Midori tackles an off-the-beaten-path masterpiece.
Last weekend we had the appearance in Memorial Union concerts of Caroline Goulding, the 19-year-old violinist who is making the transition from child prodigy to mature artist, on a pattern already followed by Midori and Hilary Hahn. So it is appropriate that this weekend we should have Midori herself with us, as a guest soloist with the Madison Symphony Orchestra. The program debuted Friday night in Overture Hall.
The deceptively diminutive Japanese lady is certainly a powerhouse player, and she does us the favor of tackling an off-the-beaten-path masterpiece, the Violin Concerto No. 1 of Shostakovich. One of his darkly introspective works, reflecting its undercover composition during the Stalinist era, it belongs with the Cello Concerto No. 1 as a towering contribution to the concerto literature of the 20th century.

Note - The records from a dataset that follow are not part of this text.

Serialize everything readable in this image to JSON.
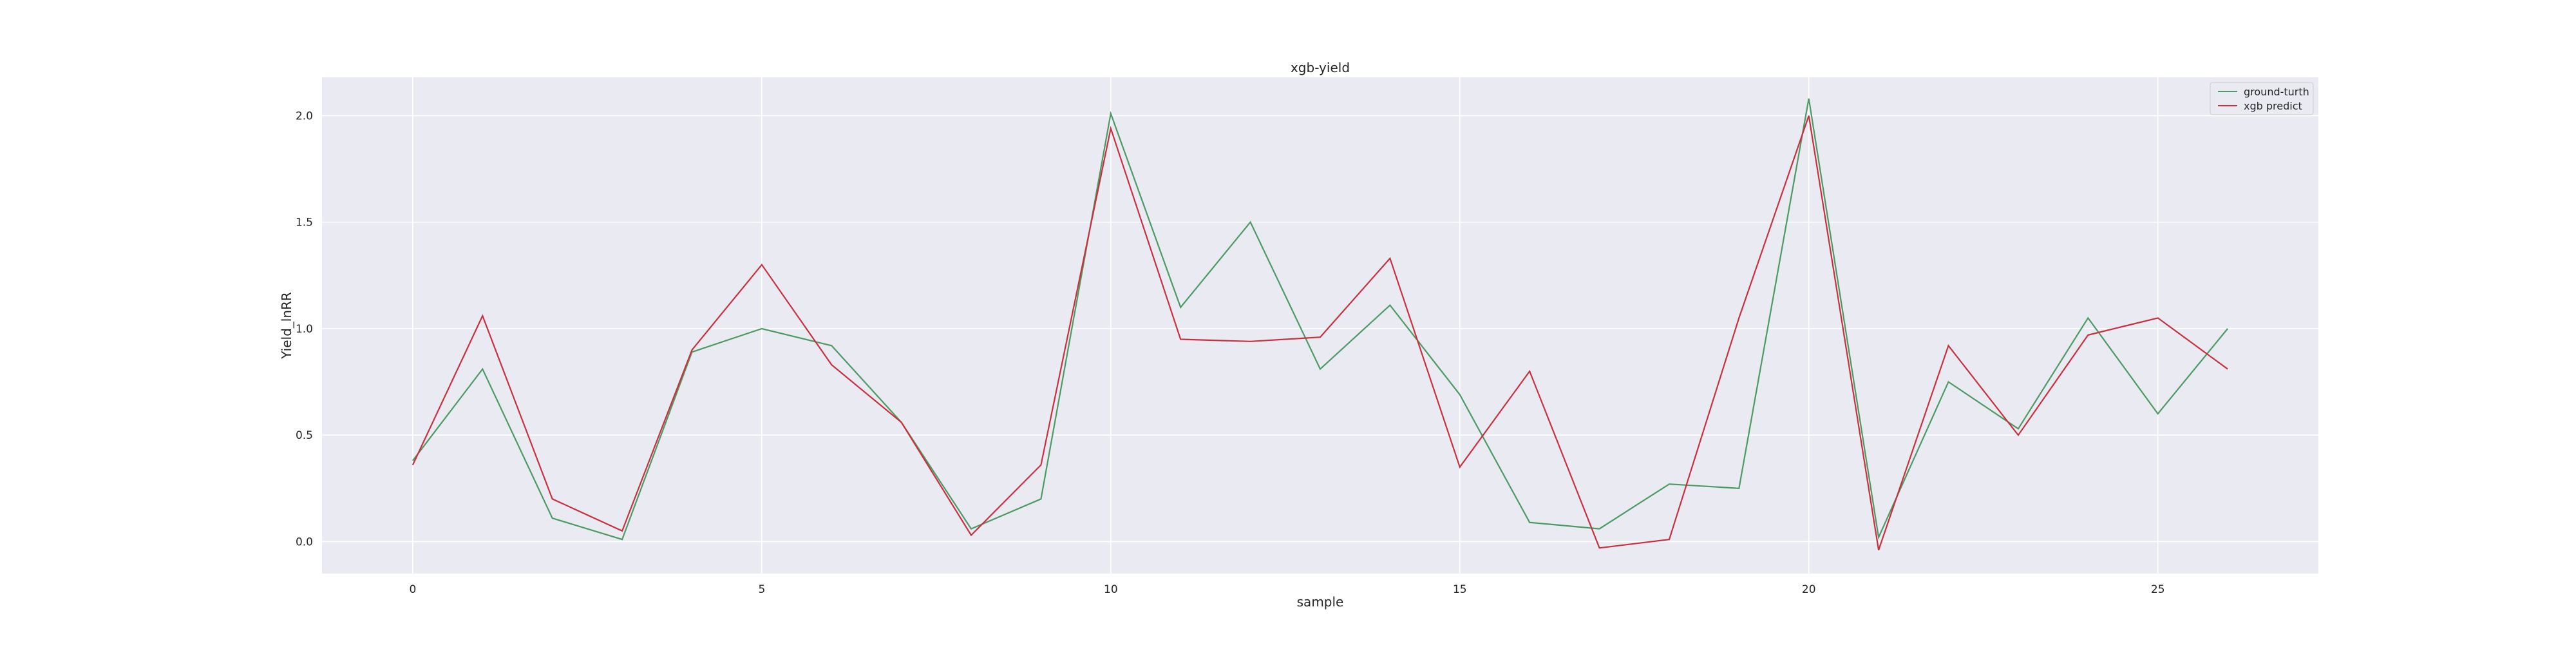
{
  "chart_data": {
    "type": "line",
    "title": "xgb-yield",
    "xlabel": "sample",
    "ylabel": "Yield_lnRR",
    "xlim": [
      -1.3,
      27.3
    ],
    "ylim": [
      -0.15,
      2.18
    ],
    "xticks": [
      0,
      5,
      10,
      15,
      20,
      25
    ],
    "yticks": [
      0.0,
      0.5,
      1.0,
      1.5,
      2.0
    ],
    "xtick_labels": [
      "0",
      "5",
      "10",
      "15",
      "20",
      "25"
    ],
    "ytick_labels": [
      "0.0",
      "0.5",
      "1.0",
      "1.5",
      "2.0"
    ],
    "grid": true,
    "legend_position": "top-right",
    "x": [
      0,
      1,
      2,
      3,
      4,
      5,
      6,
      7,
      8,
      9,
      10,
      11,
      12,
      13,
      14,
      15,
      16,
      17,
      18,
      19,
      20,
      21,
      22,
      23,
      24,
      25,
      26
    ],
    "series": [
      {
        "name": "ground-turth",
        "color": "#4c9a63",
        "values": [
          0.38,
          0.81,
          0.11,
          0.01,
          0.89,
          1.0,
          0.92,
          0.56,
          0.06,
          0.2,
          2.01,
          1.1,
          1.5,
          0.81,
          1.11,
          0.69,
          0.09,
          0.06,
          0.27,
          0.25,
          2.08,
          0.02,
          0.75,
          0.53,
          1.05,
          0.6,
          1.0
        ]
      },
      {
        "name": "xgb predict",
        "color": "#c9303e",
        "values": [
          0.36,
          1.06,
          0.2,
          0.05,
          0.9,
          1.3,
          0.83,
          0.56,
          0.03,
          0.36,
          1.94,
          0.95,
          0.94,
          0.96,
          1.33,
          0.35,
          0.8,
          -0.03,
          0.01,
          1.05,
          2.0,
          -0.04,
          0.92,
          0.5,
          0.97,
          1.05,
          0.81
        ]
      }
    ]
  }
}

Midori clearly believes in it passionately, and she throws herself into performing it with total commitment. To be sure, she does not downplay the bravura demands of the long and fearsome cadenza that ends the third of the four movements. But it is her emotional involvement, rather than mere virtuosic display, that makes her performance so eloquent. The MSO are inspired to give powerful support, diving lustily into the brooding and swirling effects that vary through the work.
This concerto, constituting the concert's second half, serves to elevate a program whose first half is, to be frank, less than inspiring.
The symphonies of Haydn have increasingly been claimed by early-music and period-instrument groups of late. Andrew Sewell has proven to be a very sympathetic interpreter of them, using modern instruments but in the proper balances and transparent sound of the Wisconsin Chamber Orchestra. There is nothing wrong, to be sure, with the return of these works, especially the final 12 symphonies of Haydn's two London visits, to a modern orchestra with large string bands. Unfortunately, MSO music director John DeMain spoils his case by delivering a stiff interpretation of the Symphony No. 104, lacking much flexibility, humor or humanity, in deference to projecting a kind of proto-Beethoven sound.
For some unfathomable reason, too, he chooses to revise the string section seating, piling the second violins back behind the firsts again, and moving all the other groupings as well, only to reshift everything back afterwards to the more sensible arrangement of recent seasons.
This stage-sweeping is done to set up for Ravel's "La Valse," a pseudo-choreographic commentary on the fake vision of a Viennese culture in three-four time. DeMain does make a point of stressing traditional Viennese lilt early on. But this is a work of powerful Gallic irony, and DeMain, egging on an overly aggressive percussion battery, conveys it instead as an accumulation of noisy vulgarity. Very disappointing.
The program is repeated Saturday at 8 p.m. and Sunday at 2:30 p.m. Whatever other considerations are involved, Midori in Shostakovich should not be missed.